Samstag, 9. Juli 2016

Die Elster



Das Kniffeligste an einem Wiedersehen ist doch der Moment, auf den wir nicht vorbereitet sind. Du weißt, dass diese Stadt mir gehört. Ich habe hier Heimvorteil. Und doch tauchst du gerade dann auf, wenn ich nicht vorbereitet bin. Wie auch. Ich habe dich hier nicht erwartet. Und du hast vielleicht doch einen kleinen Augenblick darüber nachgedacht, was passieren könnte, wenn du mir hier begegnest. Ich war ahnungslos. Du nicht.

In einer Ecke in meinem Zimmer, da steht ein Karton. Darin verwahre ich Erinnerungen. Als wir uns das letzte Mal sahen, hast du mir einen Briefumschlag zugesteckt. Ich habe die Zeilen erst später gelesen, die Hehlerware erst später entdeckt. Sie befinden sich im Karton. Und du befindest dich in meiner Stadt.

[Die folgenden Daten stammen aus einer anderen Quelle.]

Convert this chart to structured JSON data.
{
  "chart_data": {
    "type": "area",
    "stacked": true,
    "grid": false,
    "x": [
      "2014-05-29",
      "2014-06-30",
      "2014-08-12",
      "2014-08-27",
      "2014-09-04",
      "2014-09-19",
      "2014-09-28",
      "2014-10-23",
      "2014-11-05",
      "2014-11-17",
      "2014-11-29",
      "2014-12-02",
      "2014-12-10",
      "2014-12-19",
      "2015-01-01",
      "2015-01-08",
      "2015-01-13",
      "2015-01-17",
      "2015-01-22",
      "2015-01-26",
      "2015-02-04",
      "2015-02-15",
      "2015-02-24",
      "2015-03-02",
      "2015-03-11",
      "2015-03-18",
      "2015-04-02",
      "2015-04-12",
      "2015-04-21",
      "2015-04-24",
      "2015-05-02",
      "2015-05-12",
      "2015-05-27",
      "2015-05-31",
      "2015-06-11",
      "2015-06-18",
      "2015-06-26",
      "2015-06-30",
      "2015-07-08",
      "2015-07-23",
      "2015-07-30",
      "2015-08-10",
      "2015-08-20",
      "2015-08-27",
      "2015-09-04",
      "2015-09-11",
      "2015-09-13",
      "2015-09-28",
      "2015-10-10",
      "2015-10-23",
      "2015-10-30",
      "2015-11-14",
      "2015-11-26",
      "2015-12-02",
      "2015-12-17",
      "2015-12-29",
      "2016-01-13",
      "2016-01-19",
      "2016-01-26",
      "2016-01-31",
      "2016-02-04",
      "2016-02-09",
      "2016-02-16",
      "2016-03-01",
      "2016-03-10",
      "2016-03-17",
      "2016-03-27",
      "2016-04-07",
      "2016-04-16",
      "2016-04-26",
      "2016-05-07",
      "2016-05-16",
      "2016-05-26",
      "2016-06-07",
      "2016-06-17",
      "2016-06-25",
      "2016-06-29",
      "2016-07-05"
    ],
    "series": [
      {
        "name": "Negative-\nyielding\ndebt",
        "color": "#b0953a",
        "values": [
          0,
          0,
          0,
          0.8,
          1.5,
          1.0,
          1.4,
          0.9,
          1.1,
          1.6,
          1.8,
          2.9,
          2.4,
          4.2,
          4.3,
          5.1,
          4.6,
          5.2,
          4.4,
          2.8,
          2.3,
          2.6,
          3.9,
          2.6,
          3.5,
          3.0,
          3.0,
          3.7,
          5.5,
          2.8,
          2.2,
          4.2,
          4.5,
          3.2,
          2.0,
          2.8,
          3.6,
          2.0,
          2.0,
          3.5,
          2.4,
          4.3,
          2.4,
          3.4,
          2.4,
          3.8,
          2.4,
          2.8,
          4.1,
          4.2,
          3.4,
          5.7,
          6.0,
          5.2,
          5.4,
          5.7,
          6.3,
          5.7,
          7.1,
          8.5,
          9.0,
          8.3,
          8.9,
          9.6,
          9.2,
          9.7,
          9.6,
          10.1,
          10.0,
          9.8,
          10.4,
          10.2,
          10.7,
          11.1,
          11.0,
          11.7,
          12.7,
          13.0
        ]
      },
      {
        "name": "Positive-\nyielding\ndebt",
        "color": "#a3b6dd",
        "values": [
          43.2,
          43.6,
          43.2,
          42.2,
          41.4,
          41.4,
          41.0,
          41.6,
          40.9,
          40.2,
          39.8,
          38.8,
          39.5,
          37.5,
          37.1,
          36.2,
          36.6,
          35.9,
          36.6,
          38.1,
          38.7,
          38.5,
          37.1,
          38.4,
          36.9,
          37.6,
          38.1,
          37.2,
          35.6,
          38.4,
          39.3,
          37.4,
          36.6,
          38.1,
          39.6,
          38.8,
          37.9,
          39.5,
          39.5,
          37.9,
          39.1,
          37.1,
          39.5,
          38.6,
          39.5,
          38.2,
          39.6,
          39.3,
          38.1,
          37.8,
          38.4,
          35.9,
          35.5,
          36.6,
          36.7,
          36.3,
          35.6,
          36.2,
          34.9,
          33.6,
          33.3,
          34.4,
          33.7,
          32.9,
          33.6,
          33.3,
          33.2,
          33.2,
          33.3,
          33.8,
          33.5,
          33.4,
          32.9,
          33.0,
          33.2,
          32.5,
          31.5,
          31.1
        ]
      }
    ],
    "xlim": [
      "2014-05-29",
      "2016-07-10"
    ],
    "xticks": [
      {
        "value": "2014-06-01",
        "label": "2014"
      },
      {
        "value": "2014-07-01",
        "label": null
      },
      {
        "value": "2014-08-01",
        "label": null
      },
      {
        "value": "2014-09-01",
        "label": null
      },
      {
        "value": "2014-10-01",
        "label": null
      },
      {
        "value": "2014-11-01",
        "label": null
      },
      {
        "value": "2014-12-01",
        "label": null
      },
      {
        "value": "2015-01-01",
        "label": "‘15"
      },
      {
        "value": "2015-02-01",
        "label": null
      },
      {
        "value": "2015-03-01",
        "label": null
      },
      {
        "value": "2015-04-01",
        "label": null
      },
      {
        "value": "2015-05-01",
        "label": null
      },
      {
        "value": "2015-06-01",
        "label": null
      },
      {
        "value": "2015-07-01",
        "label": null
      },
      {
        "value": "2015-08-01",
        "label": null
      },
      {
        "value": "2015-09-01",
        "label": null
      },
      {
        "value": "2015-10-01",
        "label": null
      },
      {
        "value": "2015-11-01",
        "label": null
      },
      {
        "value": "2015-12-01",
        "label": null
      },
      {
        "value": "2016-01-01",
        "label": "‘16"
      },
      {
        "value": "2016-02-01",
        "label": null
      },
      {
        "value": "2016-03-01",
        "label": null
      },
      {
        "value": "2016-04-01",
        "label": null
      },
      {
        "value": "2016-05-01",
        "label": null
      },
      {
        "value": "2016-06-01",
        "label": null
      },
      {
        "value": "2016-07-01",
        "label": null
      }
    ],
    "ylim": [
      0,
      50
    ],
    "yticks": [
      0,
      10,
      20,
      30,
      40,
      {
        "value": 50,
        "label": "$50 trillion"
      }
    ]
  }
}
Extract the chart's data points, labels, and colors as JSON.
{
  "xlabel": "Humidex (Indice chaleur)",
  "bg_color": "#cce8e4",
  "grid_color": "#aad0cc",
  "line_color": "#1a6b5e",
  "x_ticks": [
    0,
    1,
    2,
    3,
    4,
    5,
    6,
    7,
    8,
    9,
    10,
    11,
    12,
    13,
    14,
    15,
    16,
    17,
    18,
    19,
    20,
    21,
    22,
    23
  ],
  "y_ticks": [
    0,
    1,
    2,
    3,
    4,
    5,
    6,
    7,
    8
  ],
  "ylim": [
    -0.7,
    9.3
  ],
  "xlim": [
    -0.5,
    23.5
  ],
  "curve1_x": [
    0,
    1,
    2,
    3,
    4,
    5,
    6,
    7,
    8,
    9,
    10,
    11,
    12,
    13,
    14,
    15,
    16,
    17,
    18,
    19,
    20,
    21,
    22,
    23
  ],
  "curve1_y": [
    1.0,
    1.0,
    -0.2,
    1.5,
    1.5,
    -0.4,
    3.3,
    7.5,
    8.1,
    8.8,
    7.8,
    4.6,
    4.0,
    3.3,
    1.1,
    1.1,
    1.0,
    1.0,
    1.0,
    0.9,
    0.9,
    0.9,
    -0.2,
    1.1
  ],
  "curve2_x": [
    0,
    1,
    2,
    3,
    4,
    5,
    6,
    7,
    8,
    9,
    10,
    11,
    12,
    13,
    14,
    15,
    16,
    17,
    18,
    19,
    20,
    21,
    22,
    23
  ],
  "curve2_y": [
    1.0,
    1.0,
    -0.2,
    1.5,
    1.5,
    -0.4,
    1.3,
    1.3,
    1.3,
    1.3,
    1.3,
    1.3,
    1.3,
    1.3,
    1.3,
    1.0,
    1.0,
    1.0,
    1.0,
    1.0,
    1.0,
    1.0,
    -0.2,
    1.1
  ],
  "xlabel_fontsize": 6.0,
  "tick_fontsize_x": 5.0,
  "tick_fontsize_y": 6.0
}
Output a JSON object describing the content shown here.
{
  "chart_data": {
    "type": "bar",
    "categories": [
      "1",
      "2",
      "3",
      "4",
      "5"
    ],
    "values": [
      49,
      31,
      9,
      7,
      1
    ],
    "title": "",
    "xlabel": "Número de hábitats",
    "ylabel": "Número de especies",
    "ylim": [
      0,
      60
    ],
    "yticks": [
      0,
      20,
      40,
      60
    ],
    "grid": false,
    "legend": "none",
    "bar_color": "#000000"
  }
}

Es regnet seit Stunden, ich sitze unter der Markise, esse Eis und tue so als wäre es Sommer. Kaum Leute unterwegs. Wieso auch. Und dann du. Keine Kapuze, kein Regenschirm, blaue Steppjacke und einen Freund an deiner Seite. Duo infernale. Du drehst dich um. Siehst mich an. Wir grüßen uns in deinem Vorbeigehen mit einem Handzeichen. Und ich weiß nicht, ob du zu cool oder zu schüchtern bist, um stehen zu bleiben. Um irgendwas zu sagen. Während dein Kumpel erst dich, dann mich mustert. Fragend zu dir schaut. Und du in deiner Unsicherheit einfach weiter gehst.
Es gab eine Zeit, in der ich dir Sterne ins Gesicht gemalt habe und dir Tee ans Bett gebracht habe. Wir wissen beide, diese Zeit ist vorbei. Du kannst gehen, wohin du möchtest. Ich weiß. Und doch: Diese Stadt gehört mir.